Though sickle cell disease is relatively rare in the developed world, Pfizer estimates that there are about 4.5 million people globally who have the disorder and more than 45 million people who carry the sickle cell trait. The disorder disproportionately affects those with sub-Saharan African ancestry, though it can also occur in other ethnic groups. In addition to its U.S. approval, Oxbryta has regulatory nods in the European Union, United Arab Emirates, Oman, and Great Britain. Pfizer said it plans to use its global footprint to accelerate distribution of Global Blood’s drug to parts of the world most affected by the disorder. If the other drugs in Global Blood’s pipeline reach the market, Pfizer estimates that combined with Oxbryta, they could achieve peak sales topping $3 billion.
“The deep market knowledge and scientific and clinical capabilities we have built over three decades in rare hematology will enable us to accelerate innovation for the sickle cell disease community and bring these treatments to patients as quickly as possible,” Albert Bourla, Pfizer’s chairman and CEO, said in a prepared statement.
Pfizer’s Global Blood acquisition agreement follows misses in the pharmaceutical giant’s earlier efforts to address sickle cell disease. Two years ago, Pfizer ended a partnership with GlycoMimetics on the drug rivipansel. That drug, which was in development for treating the VOC complication of sickle cell disease, failed its Phase 3 study. Early this year, Pfizer terminated a Phase 1 test of PF-07059013, another small molecule that was in development for the disorder. The pharma giant said that the drug did not demonstrate sufficient pharmacological effect.
The Pfizer and Global Blood boards of directors have both approved the acquisition, which the Wall Street Journal reported was a competitive process that drew interest from other potential buyers.
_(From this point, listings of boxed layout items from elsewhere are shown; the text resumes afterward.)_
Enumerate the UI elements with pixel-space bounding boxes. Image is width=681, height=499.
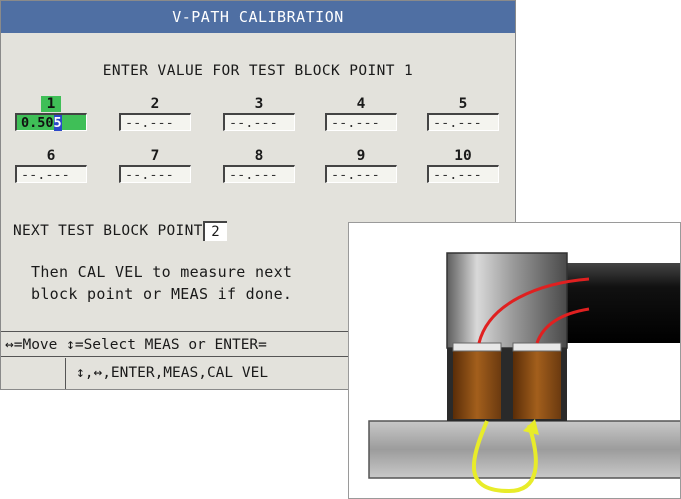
dual-element-transducer-image [368, 252, 680, 494]
test-point-10[interactable]: 10 --.--- [427, 147, 499, 187]
crystal-right-shape [513, 349, 561, 419]
test-point-label: 8 [254, 148, 264, 164]
test-point-field[interactable]: --.--- [119, 113, 191, 131]
test-point-field[interactable]: --.--- [325, 165, 397, 183]
note-line: block point or MEAS if done. [31, 285, 293, 303]
entry-prompt: ENTER VALUE FOR TEST BLOCK POINT 1 [102, 63, 414, 79]
next-point-row: NEXT TEST BLOCK POINT 2 [13, 221, 227, 241]
test-point-2[interactable]: 2 --.--- [119, 95, 191, 135]
test-point-7[interactable]: 7 --.--- [119, 147, 191, 187]
test-point-6[interactable]: 6 --.--- [15, 147, 87, 187]
test-point-label: 6 [46, 148, 56, 164]
element-left-shape [452, 342, 502, 352]
element-right-shape [512, 342, 562, 352]
test-point-field[interactable]: --.--- [427, 165, 499, 183]
test-point-9[interactable]: 9 --.--- [325, 147, 397, 187]
test-point-3[interactable]: 3 --.--- [223, 95, 295, 135]
test-point-field[interactable]: --.--- [223, 113, 295, 131]
test-point-8[interactable]: 8 --.--- [223, 147, 295, 187]
test-point-label: 2 [150, 96, 160, 112]
test-point-1[interactable]: 1 0.505 [15, 95, 87, 135]
test-point-field[interactable]: --.--- [223, 165, 295, 183]
test-point-label: 9 [356, 148, 366, 164]
test-point-label: 3 [254, 96, 264, 112]
next-point-label: NEXT TEST BLOCK POINT [13, 223, 203, 239]
test-point-label: 10 [454, 148, 472, 164]
crystal-left-shape [453, 349, 501, 419]
cable-shape [559, 263, 680, 343]
test-point-label: 4 [356, 96, 366, 112]
screen-title: V-PATH CALIBRATION [1, 1, 515, 33]
shortcut-list: ↕,↔,ENTER,MEAS,CAL VEL [65, 358, 268, 389]
test-point-field[interactable]: --.--- [325, 113, 397, 131]
next-point-field[interactable]: 2 [202, 221, 227, 241]
test-point-4[interactable]: 4 --.--- [325, 95, 397, 135]
housing-shape [446, 252, 568, 349]
test-point-field[interactable]: --.--- [427, 113, 499, 131]
test-point-field[interactable]: 0.505 [15, 113, 87, 131]
note-line: Then CAL VEL to measure next [31, 263, 293, 281]
test-point-field[interactable]: --.--- [15, 165, 87, 183]
test-point-5[interactable]: 5 --.--- [427, 95, 499, 135]
test-point-field[interactable]: --.--- [119, 165, 191, 183]
text-cursor: 5 [53, 115, 62, 131]
test-point-label: 5 [458, 96, 468, 112]
transducer-illustration [348, 222, 681, 499]
test-point-label: 7 [150, 148, 160, 164]
instruction-note: Then CAL VEL to measure next block point… [31, 261, 292, 305]
test-point-label: 1 [40, 96, 62, 112]
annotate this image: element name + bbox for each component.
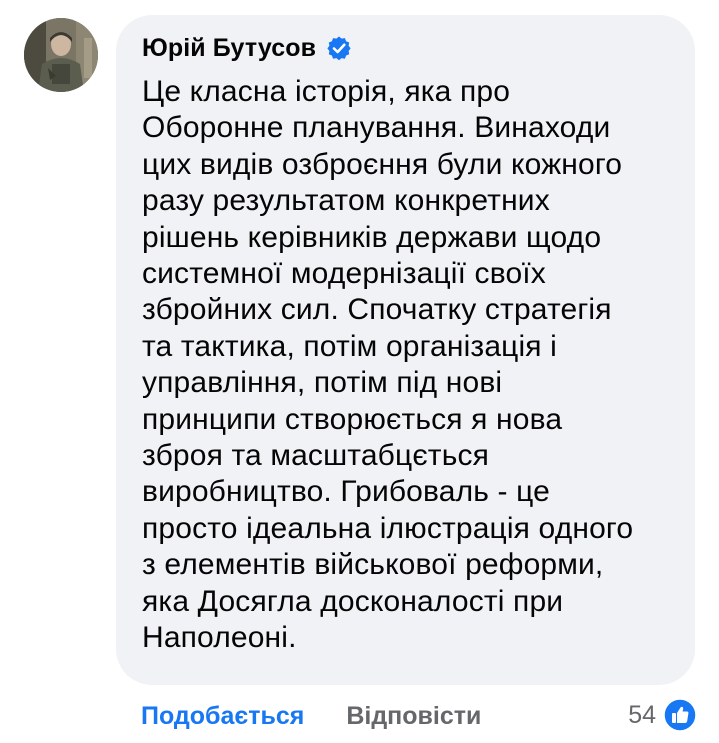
comment-actions: Подобається Відповісти: [141, 699, 481, 733]
like-icon: [663, 698, 697, 732]
reply-button[interactable]: Відповісти: [346, 702, 481, 731]
author-row: Юрій Бутусов: [142, 33, 671, 63]
comment-bubble: Юрій Бутусов Це класна історія, яка про …: [116, 15, 695, 685]
author-name[interactable]: Юрій Бутусов: [142, 34, 316, 63]
comment-text: Це класна історія, яка про Оборонне план…: [142, 75, 634, 655]
avatar-photo: [24, 18, 98, 92]
reaction-count: 54: [628, 700, 656, 729]
verified-badge-icon: [326, 35, 352, 61]
avatar[interactable]: [24, 18, 98, 92]
like-button[interactable]: Подобається: [141, 702, 304, 731]
reactions-summary[interactable]: 54: [628, 697, 697, 733]
comment-container: Юрій Бутусов Це класна історія, яка про …: [0, 0, 719, 743]
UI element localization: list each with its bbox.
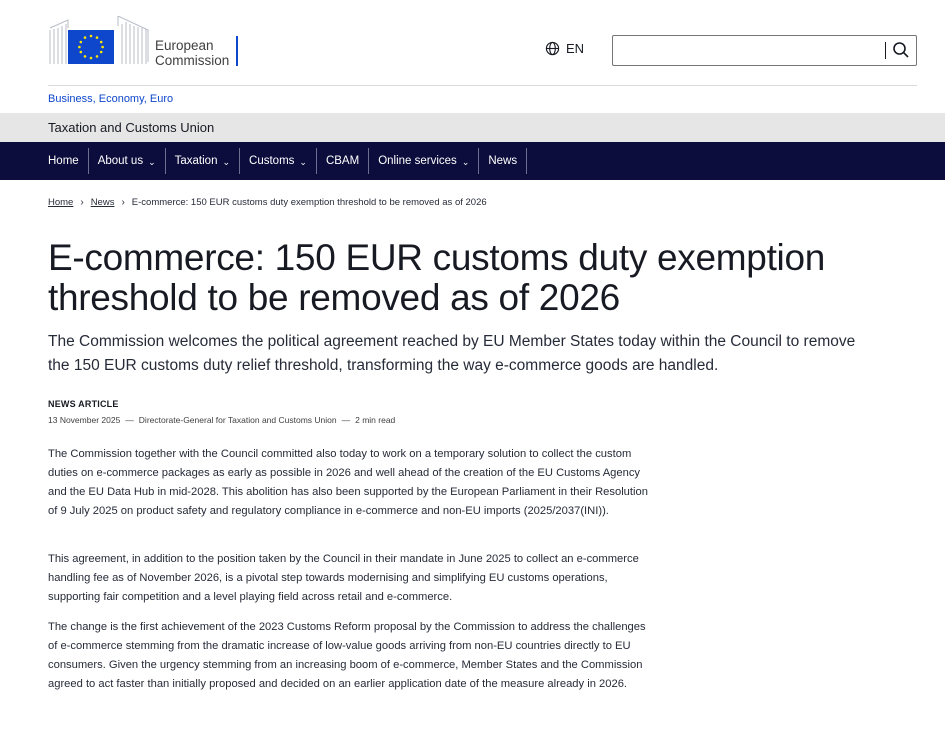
page-lead: The Commission welcomes the political ag… bbox=[48, 333, 856, 374]
header-divider bbox=[48, 85, 917, 86]
breadcrumb: Home › News › E-commerce: 150 EUR custom… bbox=[48, 197, 487, 208]
nav-item-home[interactable]: Home bbox=[48, 142, 88, 180]
main-navigation: Home About us ⌄ Taxation ⌄ Customs ⌄ CBAM O… bbox=[0, 142, 945, 180]
language-code: EN bbox=[566, 41, 585, 56]
article-paragraph: The Commission together with the Council… bbox=[48, 448, 648, 517]
breadcrumb-home-link[interactable]: Home bbox=[48, 197, 73, 208]
eu-flag-logo-icon bbox=[49, 16, 149, 64]
article-paragraph: This agreement, in addition to the posit… bbox=[48, 553, 639, 603]
chevron-down-icon: ⌄ bbox=[222, 156, 231, 167]
nav-separator bbox=[526, 148, 528, 174]
search-divider bbox=[885, 42, 886, 59]
article-date: 13 November 2025 bbox=[48, 415, 121, 425]
page-title: E-commerce: 150 EUR customs duty exempti… bbox=[48, 237, 826, 318]
chevron-right-icon: › bbox=[121, 197, 125, 208]
logo-line-2: Commission bbox=[155, 53, 230, 68]
article-meta: 13 November 2025 — Directorate-General f… bbox=[48, 415, 395, 425]
chevron-down-icon: ⌄ bbox=[148, 156, 156, 167]
language-selector[interactable]: EN bbox=[545, 41, 584, 56]
nav-list: Home About us ⌄ Taxation ⌄ Customs ⌄ CBAM O… bbox=[48, 142, 528, 180]
article-paragraph: The change is the first achievement of t… bbox=[48, 621, 646, 690]
european-commission-logo[interactable]: European Commission bbox=[48, 16, 244, 68]
breadcrumb-news-link[interactable]: News bbox=[91, 197, 115, 208]
logo-accent-bar bbox=[236, 36, 238, 66]
nav-item-cbam[interactable]: CBAM bbox=[317, 142, 368, 180]
chevron-right-icon: › bbox=[80, 197, 84, 208]
search-input[interactable] bbox=[612, 35, 917, 66]
search-icon bbox=[893, 42, 909, 58]
nav-item-taxation[interactable]: Taxation ⌄ bbox=[166, 142, 239, 180]
meta-separator: — bbox=[341, 415, 351, 425]
site-name[interactable]: Taxation and Customs Union bbox=[48, 120, 214, 135]
nav-item-news[interactable]: News bbox=[479, 142, 526, 180]
site-header: European Commission EN bbox=[0, 0, 945, 86]
chevron-down-icon: ⌄ bbox=[299, 156, 307, 167]
nav-item-about-us[interactable]: About us ⌄ bbox=[89, 142, 165, 180]
article-author: Directorate-General for Taxation and Cus… bbox=[138, 415, 337, 425]
chevron-down-icon: ⌄ bbox=[461, 156, 470, 167]
meta-separator: — bbox=[125, 415, 134, 425]
search-button[interactable] bbox=[892, 41, 910, 59]
nav-item-online-services[interactable]: Online services ⌄ bbox=[369, 142, 478, 180]
breadcrumb-current: E-commerce: 150 EUR customs duty exempti… bbox=[131, 197, 487, 208]
content-type-label: NEWS ARTICLE bbox=[48, 399, 119, 409]
nav-item-customs[interactable]: Customs ⌄ bbox=[240, 142, 316, 180]
article-read-time: 2 min read bbox=[355, 415, 396, 425]
site-name-bar: Taxation and Customs Union bbox=[0, 113, 945, 142]
globe-icon bbox=[545, 41, 560, 56]
logo-line-1: European bbox=[155, 38, 214, 53]
logo-text: European Commission bbox=[155, 38, 229, 68]
top-site-breadcrumb[interactable]: Business, Economy, Euro bbox=[48, 93, 173, 105]
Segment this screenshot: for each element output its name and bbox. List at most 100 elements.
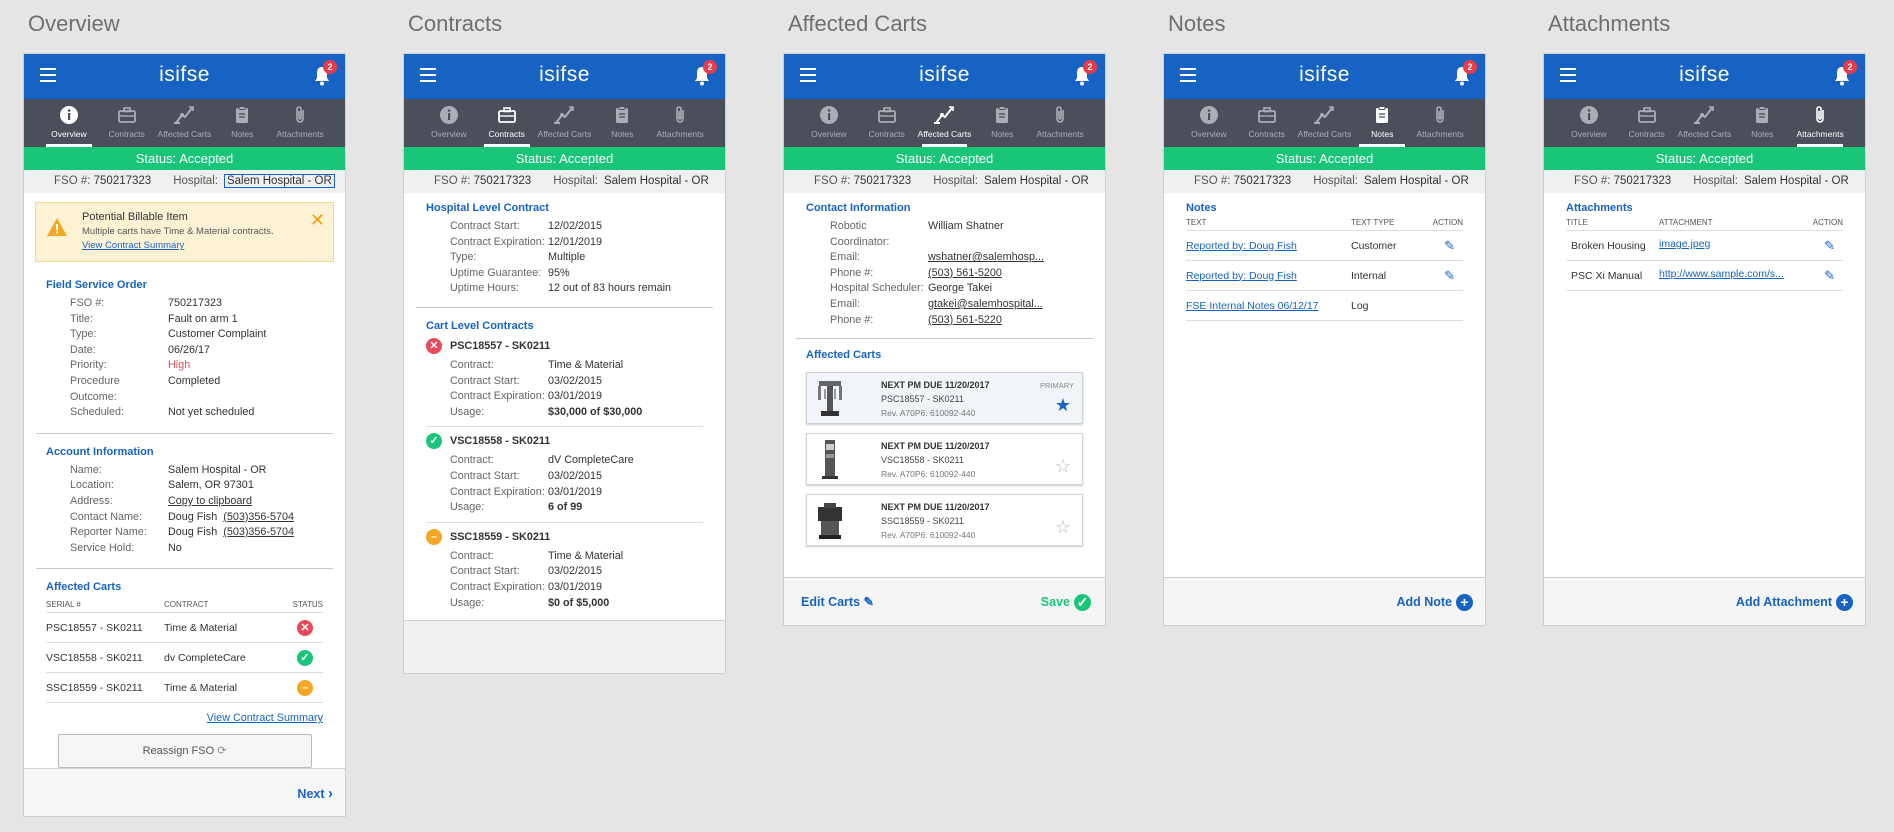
- note-link[interactable]: FSE Internal Notes 06/12/17: [1186, 300, 1319, 312]
- tab-bar: Overview Contracts Affected Carts Notes Atta…: [1164, 99, 1485, 147]
- attachments-table: TITLE ATTACHMENT ACTION Broken Housing image…: [1566, 216, 1843, 291]
- add-attachment-button[interactable]: Add Attachment +: [1736, 594, 1853, 611]
- tab-notes[interactable]: Notes: [1733, 99, 1791, 147]
- section-title: Contact Information: [806, 202, 911, 214]
- detail-row: Contract Expiration: 03/01/2019: [426, 485, 703, 501]
- table-row[interactable]: SSC18559 - SK0211 Time & Material –: [46, 672, 323, 704]
- tab-affected-carts[interactable]: Affected Carts: [1296, 99, 1354, 147]
- tab-contracts[interactable]: Contracts: [478, 99, 536, 147]
- section-title: Field Service Order: [46, 279, 147, 291]
- detail-value[interactable]: (503) 561-5200: [928, 266, 1002, 282]
- pencil-icon[interactable]: ✎: [1444, 268, 1455, 283]
- section-title: Account Information: [46, 445, 154, 458]
- detail-label: Contract Start:: [450, 374, 520, 387]
- tab-notes[interactable]: Notes: [1353, 99, 1411, 147]
- close-icon[interactable]: ✕: [310, 210, 325, 231]
- surgeon-console-image: [818, 503, 842, 540]
- tab-contracts[interactable]: Contracts: [1238, 99, 1296, 147]
- phone-link[interactable]: (503)356-5704: [223, 510, 294, 526]
- tab-attachments[interactable]: Attachments: [271, 99, 329, 147]
- tab-label: Notes: [1751, 129, 1774, 139]
- hospital-value[interactable]: Salem Hospital - OR: [223, 174, 335, 188]
- tab-contracts[interactable]: Contracts: [858, 99, 916, 147]
- cart-card[interactable]: NEXT PM DUE 11/20/2017 SSC18559 - SK0211 R…: [806, 494, 1083, 547]
- detail-value[interactable]: (503) 561-5220: [928, 313, 1002, 329]
- chevron-right-icon: ›: [328, 785, 333, 802]
- table-row[interactable]: PSC18557 - SK0211 Time & Material ✕: [46, 612, 323, 644]
- star-outline-icon[interactable]: ☆: [1055, 456, 1071, 477]
- reassign-button[interactable]: Reassign FSO ⟳: [57, 734, 312, 769]
- alert-link[interactable]: View Contract Summary: [82, 240, 184, 251]
- fso-label: FSO #:: [54, 175, 91, 187]
- tab-label: Overview: [51, 129, 87, 139]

The merger agreement bars Global Blood from seeking another bid, but permits the company to discuss and negotiate with a party that approaches with a higher offer. If Global Blood decides to take that offer, it would owe Pfizer a $217 million termination fee. But if the merger agreement is terminated for certain antitrust reasons, Pfizer must pay Global Blood a “reverse termination fee” of $326 million.
In a research note sent to investors, William Blair analyst Raju Prasad wrote that his firm does not expect the Federal Trade Commission will have any major issues with the acquisition given the rarity of sickle cell disease and its lack of treatment options.